One hundred and thirty-nine patients were included in this study with median age 6.5 (1.8-20.6) months and median PICU length of stay of 6 (4-7) days. The median energy and protein adequacy were 83.2% and 46.7%, respectively. In multivariable analysis, children who underwent surgery (AOR 0.97; 95% CI 0.27-0.75; p = 0.041), with fluid restriction (AOR 0.97; 95% CI 0.25-0.73; p = 0.041), longer length of PICU stay (AOR 0.35; 95% CI 0.18-0.64; p = 0.001) and longer feeding interruptions (AOR 3.57; 95% CI 1.39-9.15; p = 0.008) were more likely to have lower energy intake. Children at risk of malnutrition (weight-for-age Z score of < -2 SD) (AOR 2.54; 95% CI 1.12 to 5.77; p = 0.026) and longer duration of mechanical ventilation (AOR 0.73; 95% CI 0.53 to 0.98; p = 0.041) were more likely to have lower protein intake.
This study highlighted the factors influencing adequate protein and energy delivery in critically ill children with heart disease in PICU. Strategies to improve the nutrition delivery in this group of patients should be outlined and implemented by the dietitians along with multidisciplinary team.
危重症患儿营养供给不足与临床结局不良有关。因此,明确影响营养供给的因素至关重要。本研究旨在确定儿科重症监护病房(PICU)中患有心脏病的危重症患儿蛋白质和能量供给不足的相关因素。

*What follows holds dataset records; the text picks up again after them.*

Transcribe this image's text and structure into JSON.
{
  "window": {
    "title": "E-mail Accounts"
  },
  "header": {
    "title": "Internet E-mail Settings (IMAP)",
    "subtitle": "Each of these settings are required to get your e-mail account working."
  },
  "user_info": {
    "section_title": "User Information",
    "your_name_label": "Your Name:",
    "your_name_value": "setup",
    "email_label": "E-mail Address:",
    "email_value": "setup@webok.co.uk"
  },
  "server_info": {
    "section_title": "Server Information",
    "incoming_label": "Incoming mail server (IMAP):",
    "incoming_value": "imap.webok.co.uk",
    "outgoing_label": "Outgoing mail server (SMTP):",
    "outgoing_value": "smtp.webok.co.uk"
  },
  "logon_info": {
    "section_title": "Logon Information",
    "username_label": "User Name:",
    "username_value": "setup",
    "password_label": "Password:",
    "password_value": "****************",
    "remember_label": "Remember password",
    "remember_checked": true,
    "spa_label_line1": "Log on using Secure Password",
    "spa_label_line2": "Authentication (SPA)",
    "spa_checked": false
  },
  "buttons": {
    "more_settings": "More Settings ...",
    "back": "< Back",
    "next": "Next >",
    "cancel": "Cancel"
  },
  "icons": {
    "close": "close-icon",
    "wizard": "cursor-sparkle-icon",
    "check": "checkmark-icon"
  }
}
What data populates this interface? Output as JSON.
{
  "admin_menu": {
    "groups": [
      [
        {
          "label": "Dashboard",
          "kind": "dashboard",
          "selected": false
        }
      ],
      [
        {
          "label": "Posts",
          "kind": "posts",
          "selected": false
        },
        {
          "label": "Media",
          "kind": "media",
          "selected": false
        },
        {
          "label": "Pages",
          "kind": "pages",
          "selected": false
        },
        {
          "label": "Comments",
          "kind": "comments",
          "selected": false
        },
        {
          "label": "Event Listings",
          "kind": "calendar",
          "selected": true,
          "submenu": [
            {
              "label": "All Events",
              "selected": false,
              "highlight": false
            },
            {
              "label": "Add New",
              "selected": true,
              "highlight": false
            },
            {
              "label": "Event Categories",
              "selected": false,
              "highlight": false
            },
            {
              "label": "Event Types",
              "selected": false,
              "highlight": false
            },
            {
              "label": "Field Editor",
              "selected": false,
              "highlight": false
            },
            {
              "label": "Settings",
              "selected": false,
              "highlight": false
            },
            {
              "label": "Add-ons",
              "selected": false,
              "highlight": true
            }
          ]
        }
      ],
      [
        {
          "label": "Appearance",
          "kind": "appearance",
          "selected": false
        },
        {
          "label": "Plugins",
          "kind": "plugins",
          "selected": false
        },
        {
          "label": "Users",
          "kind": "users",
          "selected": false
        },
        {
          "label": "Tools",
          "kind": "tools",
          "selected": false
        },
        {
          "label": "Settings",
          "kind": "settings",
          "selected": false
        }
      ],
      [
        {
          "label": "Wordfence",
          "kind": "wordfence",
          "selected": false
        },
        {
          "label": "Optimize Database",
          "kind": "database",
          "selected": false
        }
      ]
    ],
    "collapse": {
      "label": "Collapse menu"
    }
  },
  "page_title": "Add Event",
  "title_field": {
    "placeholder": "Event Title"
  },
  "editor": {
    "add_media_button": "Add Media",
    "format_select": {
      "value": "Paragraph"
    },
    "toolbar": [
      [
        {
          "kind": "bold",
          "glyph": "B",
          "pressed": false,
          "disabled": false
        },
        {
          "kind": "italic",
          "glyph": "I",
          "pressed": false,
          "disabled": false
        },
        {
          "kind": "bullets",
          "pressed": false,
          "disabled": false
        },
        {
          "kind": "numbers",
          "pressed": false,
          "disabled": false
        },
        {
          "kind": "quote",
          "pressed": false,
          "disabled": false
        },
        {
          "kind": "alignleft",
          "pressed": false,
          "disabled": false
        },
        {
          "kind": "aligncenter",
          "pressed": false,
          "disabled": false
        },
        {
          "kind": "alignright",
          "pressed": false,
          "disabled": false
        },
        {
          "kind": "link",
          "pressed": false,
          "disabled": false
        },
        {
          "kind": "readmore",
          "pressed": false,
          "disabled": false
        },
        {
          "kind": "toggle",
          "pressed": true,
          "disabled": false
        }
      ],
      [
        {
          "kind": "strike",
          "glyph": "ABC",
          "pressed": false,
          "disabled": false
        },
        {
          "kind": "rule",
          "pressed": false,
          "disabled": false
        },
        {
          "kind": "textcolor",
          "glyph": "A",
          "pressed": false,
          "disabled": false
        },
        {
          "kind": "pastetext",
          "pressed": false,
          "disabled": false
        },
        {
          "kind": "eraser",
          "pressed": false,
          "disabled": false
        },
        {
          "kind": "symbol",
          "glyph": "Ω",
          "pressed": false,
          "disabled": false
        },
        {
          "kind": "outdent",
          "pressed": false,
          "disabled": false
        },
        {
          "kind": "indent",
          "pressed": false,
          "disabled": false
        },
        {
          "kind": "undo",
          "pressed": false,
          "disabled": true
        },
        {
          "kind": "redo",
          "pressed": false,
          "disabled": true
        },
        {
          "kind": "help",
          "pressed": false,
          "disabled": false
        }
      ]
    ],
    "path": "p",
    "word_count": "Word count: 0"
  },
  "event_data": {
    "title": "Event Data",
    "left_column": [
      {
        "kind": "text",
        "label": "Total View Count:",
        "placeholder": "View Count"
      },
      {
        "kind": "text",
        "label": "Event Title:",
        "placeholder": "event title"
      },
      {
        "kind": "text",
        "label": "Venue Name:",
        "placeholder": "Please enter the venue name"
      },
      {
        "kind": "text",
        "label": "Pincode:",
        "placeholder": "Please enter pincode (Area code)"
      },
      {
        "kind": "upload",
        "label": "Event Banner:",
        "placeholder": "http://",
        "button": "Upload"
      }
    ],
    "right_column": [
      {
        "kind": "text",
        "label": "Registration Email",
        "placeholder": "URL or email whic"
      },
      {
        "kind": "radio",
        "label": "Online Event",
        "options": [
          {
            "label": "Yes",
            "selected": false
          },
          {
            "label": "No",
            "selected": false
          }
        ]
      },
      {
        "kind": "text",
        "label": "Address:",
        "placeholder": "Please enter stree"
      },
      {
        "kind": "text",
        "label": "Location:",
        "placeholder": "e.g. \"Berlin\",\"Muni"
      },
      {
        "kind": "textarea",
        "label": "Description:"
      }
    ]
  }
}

本单中心前瞻性研究纳入了年龄在出生至 3 岁之间、在 PICU 住院时间超过 72 小时的患儿。他们接受肠内营养(EN)或肠内营养联合部分肠外营养(PPN)。从入院到转出 PICU 期间,记录患儿的临床和营养供给特征。采用具有统计学意义的 p 值<0.05 的多变量回归分析,确定蛋白质和能量摄入较低的独立危险因素。
本研究共纳入 139 例患儿,中位年龄为 6.5(1.8-20.6)个月,PICU 中位住院时间为 6(4-7)天。能量和蛋白质供给的中位数分别为 83.2%和 46.7%。多变量分析显示,接受手术的患儿(OR 0.97;95%CI 0.27-0.75;p=0.041)、液体限制(OR 0.97;95%CI 0.25-0.73;p=0.041)、PICU 住院时间较长(OR 0.35;95%CI 0.18-0.64;p=0.001)和喂养中断时间较长(OR 3.57;95%CI 1.39-9.15;p=0.008)的患儿,能量摄入较低的可能性更大。有营养不良风险的患儿(体重-年龄 Z 评分<-2 SD)(OR 2.54;95%CI 1.12-5.77;p=0.026)和机械通气时间较长的患儿(OR 0.73;95%CI 0.53-0.98;p=0.041),蛋白质摄入较低的可能性更大。
本研究强调了影响 PICU 中患有心脏病的危重症患儿蛋白质和能量供给的因素。营养师和多学科团队应制定并实施改善该类患儿营养供给的策略。